In Memory Of Joshua Wanya “Joshie” Berry

In Memory Of

Joshua Wanya “Joshie” Berry

March 31, 2020 – August 3, 2023

“Forever 3. Forever Loved. Forever My Son.”

Joshua Wanya Berry, lovingly known as Joshie, was a deeply cherished little boy whose life, though far too brief, left a lasting impact on everyone who knew and loved him.

To his mother, Wayna, Joshie will forever be her sweet boy, forever three, and forever a part of her heart. His life was filled with love, laughter, courage, and purpose. He brought joy to his family, strengthened their faith, and reminded those around him of the sacred gift of each moment.

“Joshie was not defined by the length of his life, but by the depth of his impact.”

A Life That Still Speaks

Joshie had a sweet and loving spirit. He was full of joy, curiosity, and resilience. His smile could light up a room, and his laughter had a way of making everything feel lighter, even on the hardest days.

He loved the simple things that make childhood beautiful: being held, cuddled, played with, included, and surrounded by family. He loved connection. He loved being loved. And in return, he gave love in a way that changed the hearts of those closest to him.

Despite medical challenges and uncertainty surrounding his future, Joshie surpassed expectations. His life became a testimony of faith, grace, hope, and unconditional love.

He taught his family to slow down. To celebrate small victories. To cherish ordinary moments. To understand that joy can be found in a child’s laugh, a mother’s hug, a family’s love, and the gift of simply being together.

The Little Things We Remember

Some of the most treasured memories of Joshie are the simple ones:

His beautiful smile and joyful laughter.
His comforting, warm hugs.
The distinct way he looked at his mom when he wanted her attention.
The unforgettable feeling of his tiny hand resting inside hers.
The absolute comfort of holding him close.

At the time, those moments may have seemed ordinary. Now, they are sacred memories that continue to bring both tears and smiles.

Wayna remembers watching him grow, celebrating his birthdays, and simply being his mom. Every milestone mattered because his life was so deeply precious. Though Joshie was here for only three years, he filled those years with enough love and memories to last a lifetime.

A Mother’s Love

If Wayna could speak to Joshie today, she would tell him how much she loves him and how deeply she misses him. She would tell him that not a day goes by that she does not think of him. She carries him with her in the work she does, the people she helps, the stories she tells, and the life she continues to live.

She would tell him how proud she is to be his mom. Out of every title she has ever held, being Joshie’s mother is one of the greatest blessings God has given her. Loving him has shaped her, changed her, and given her a purpose she never expected.

“Grief is the price I pay for loving you, and I would pay it a thousand times over just to have been your mom.”

— Wayna

What Joshie’s Life Continues to Teach

Joshie’s life reminds us that love is not measured by time. It is measured by impact. He taught his family that joy and sorrow can exist together. That love continues after death. That a person’s legacy is not measured in years, but in the lives they touch.

His story did not end when his life ended. Joshie continues to live on through the love he created, the lives he touched, the stories shared about him, and the grief work and advocacy his mother now offers to other bereaved parents.

In his memory, Wayna continues to live with purpose, helping others who are grieving and reminding them that even the shortest lives can leave the most lasting footprints.

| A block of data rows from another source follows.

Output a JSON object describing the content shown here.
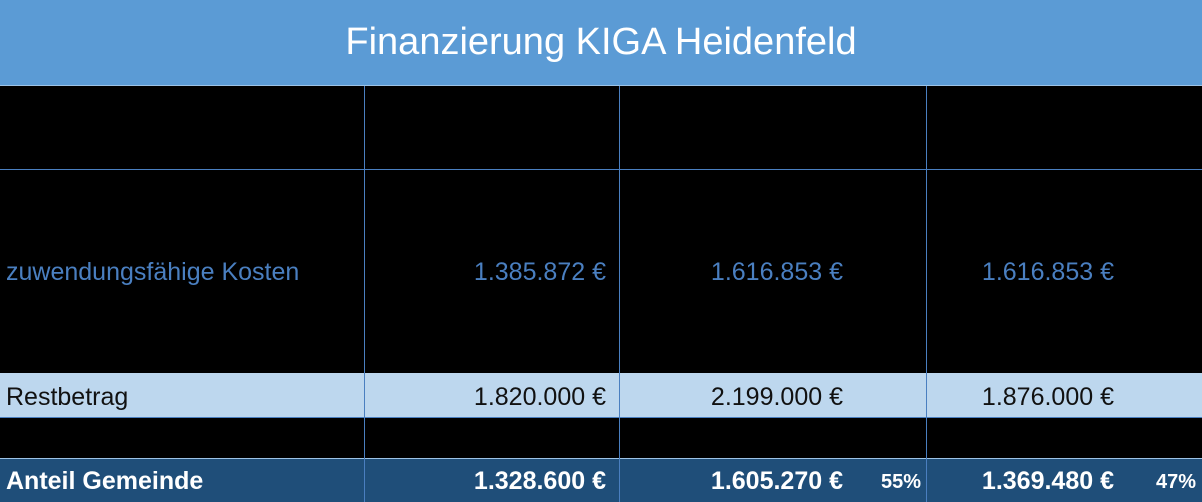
{
  "header": {
    "title": "Finanzierung KIGA Heidenfeld"
  },
  "table": {
    "rows": [
      {
        "label": "zuwendungsfähige Kosten",
        "cells": [
          "1.385.872 €",
          "1.616.853 €",
          "1.616.853 €"
        ]
      },
      {
        "label": "Restbetrag",
        "cells": [
          "1.820.000 €",
          "2.199.000 €",
          "1.876.000 €"
        ]
      },
      {
        "label": "Anteil Gemeinde",
        "cells": [
          "1.328.600 €",
          "1.605.270 €",
          "1.369.480 €"
        ],
        "shares": [
          "55%",
          "47%"
        ]
      }
    ]
  }
}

When you think of Joshie, do not only think about how he died. Think about how he lived. Think about the joy he brought, the love he shared, the faith he strengthened, and the legacy he continues to leave behind.

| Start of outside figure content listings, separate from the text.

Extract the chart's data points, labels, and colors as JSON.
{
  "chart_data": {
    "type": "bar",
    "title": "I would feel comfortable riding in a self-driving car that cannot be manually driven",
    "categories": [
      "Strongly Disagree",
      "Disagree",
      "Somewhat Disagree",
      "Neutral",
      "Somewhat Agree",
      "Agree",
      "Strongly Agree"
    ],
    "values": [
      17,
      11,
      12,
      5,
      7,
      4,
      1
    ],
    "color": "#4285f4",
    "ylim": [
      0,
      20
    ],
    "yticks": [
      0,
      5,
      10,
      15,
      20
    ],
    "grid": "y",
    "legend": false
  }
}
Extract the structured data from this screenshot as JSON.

A Message for Others Who Are Grieving

Wayna wants others who are grieving to know this: There is no right way to grieve, and there is no timeline for healing. Grief is not something you simply “get over.” It is something you learn to carry. Some days the weight feels lighter, and some days it feels as heavy as it did in the beginning. Both are okay.

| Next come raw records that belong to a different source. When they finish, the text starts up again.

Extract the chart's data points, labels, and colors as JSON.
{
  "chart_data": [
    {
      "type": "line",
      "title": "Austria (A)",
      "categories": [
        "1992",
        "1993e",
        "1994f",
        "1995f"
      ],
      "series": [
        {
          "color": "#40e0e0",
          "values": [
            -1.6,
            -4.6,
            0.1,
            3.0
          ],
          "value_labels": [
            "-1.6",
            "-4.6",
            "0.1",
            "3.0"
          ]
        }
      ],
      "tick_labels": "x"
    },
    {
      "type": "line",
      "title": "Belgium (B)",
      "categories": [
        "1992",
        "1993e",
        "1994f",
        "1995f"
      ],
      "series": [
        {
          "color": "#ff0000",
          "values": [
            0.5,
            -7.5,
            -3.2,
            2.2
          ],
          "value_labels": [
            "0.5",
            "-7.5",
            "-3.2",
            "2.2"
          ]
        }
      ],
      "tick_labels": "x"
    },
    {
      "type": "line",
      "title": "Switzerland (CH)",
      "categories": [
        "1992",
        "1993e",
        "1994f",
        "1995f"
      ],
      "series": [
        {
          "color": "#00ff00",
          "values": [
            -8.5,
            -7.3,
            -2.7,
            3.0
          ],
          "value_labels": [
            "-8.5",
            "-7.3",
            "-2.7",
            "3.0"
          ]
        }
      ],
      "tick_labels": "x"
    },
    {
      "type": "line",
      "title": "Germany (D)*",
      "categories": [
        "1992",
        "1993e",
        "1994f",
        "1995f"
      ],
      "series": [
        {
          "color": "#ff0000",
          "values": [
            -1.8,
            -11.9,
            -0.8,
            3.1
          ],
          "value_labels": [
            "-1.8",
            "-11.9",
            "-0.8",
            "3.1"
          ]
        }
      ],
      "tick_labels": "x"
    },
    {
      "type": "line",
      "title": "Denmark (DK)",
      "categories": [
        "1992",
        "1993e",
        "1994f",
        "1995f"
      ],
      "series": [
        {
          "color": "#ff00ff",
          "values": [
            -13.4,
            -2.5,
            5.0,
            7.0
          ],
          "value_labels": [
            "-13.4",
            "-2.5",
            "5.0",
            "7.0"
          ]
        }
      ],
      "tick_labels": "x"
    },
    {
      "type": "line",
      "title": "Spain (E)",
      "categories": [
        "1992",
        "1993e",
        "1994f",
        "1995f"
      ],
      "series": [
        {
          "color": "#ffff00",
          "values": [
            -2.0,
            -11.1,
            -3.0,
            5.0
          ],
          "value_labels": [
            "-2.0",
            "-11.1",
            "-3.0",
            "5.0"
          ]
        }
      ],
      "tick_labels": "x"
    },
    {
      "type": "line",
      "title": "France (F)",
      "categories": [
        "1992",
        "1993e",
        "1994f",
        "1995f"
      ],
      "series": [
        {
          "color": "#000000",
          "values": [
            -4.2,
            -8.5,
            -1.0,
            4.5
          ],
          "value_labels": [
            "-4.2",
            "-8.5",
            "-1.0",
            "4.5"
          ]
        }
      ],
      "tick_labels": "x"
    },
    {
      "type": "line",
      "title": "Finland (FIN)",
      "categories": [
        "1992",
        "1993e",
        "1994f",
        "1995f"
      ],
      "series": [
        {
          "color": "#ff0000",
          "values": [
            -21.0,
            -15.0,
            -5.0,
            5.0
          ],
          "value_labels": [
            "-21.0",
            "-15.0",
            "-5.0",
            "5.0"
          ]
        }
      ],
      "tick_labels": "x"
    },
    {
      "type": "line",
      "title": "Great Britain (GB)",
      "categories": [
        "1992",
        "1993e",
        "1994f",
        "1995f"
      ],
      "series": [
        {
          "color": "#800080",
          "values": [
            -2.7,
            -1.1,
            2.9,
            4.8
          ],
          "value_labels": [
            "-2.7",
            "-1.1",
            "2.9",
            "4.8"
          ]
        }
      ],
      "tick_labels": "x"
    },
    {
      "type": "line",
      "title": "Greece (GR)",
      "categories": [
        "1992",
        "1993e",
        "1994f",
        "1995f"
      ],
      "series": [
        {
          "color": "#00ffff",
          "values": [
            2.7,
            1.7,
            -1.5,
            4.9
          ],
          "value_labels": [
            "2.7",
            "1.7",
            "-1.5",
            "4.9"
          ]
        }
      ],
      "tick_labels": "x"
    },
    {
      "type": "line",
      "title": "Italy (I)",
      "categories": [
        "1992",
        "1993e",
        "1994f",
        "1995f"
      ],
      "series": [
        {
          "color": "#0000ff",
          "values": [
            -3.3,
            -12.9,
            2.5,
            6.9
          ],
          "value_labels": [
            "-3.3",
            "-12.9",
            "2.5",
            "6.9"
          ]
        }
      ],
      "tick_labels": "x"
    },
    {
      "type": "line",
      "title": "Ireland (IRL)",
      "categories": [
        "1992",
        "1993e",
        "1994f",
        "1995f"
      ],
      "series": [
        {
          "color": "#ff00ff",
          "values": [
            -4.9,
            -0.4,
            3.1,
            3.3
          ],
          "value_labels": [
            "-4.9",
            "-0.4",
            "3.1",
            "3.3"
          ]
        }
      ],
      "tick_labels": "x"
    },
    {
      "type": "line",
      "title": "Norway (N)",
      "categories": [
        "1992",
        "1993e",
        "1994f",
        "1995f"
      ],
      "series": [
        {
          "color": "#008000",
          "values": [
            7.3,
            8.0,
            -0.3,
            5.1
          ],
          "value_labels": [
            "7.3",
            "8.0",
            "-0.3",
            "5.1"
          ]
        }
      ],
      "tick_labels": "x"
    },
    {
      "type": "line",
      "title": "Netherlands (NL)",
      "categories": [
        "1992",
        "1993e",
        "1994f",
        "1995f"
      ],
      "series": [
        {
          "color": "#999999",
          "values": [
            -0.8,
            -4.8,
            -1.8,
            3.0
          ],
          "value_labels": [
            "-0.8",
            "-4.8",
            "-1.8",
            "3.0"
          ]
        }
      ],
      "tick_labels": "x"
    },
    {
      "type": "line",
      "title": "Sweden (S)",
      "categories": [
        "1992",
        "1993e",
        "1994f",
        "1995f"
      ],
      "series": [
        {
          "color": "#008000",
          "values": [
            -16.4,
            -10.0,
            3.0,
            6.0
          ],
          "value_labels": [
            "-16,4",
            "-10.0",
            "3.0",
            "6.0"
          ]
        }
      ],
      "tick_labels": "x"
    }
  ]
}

Your loved one is not forgotten simply because the world keeps moving. Their life mattered. Their story matters. Your grief is evidence of your love, and love does not end when someone dies.

Healing does not mean leaving your loved one behind. Sometimes healing means learning how to carry them forward. Joy is not a betrayal. Laughter is not forgetting. Living again does not mean loving them less. The pain may never completely disappear, but neither will the love. And in the end, love is what remains.

Forever Joshie

Always loved. Always remembered. Always part of the story.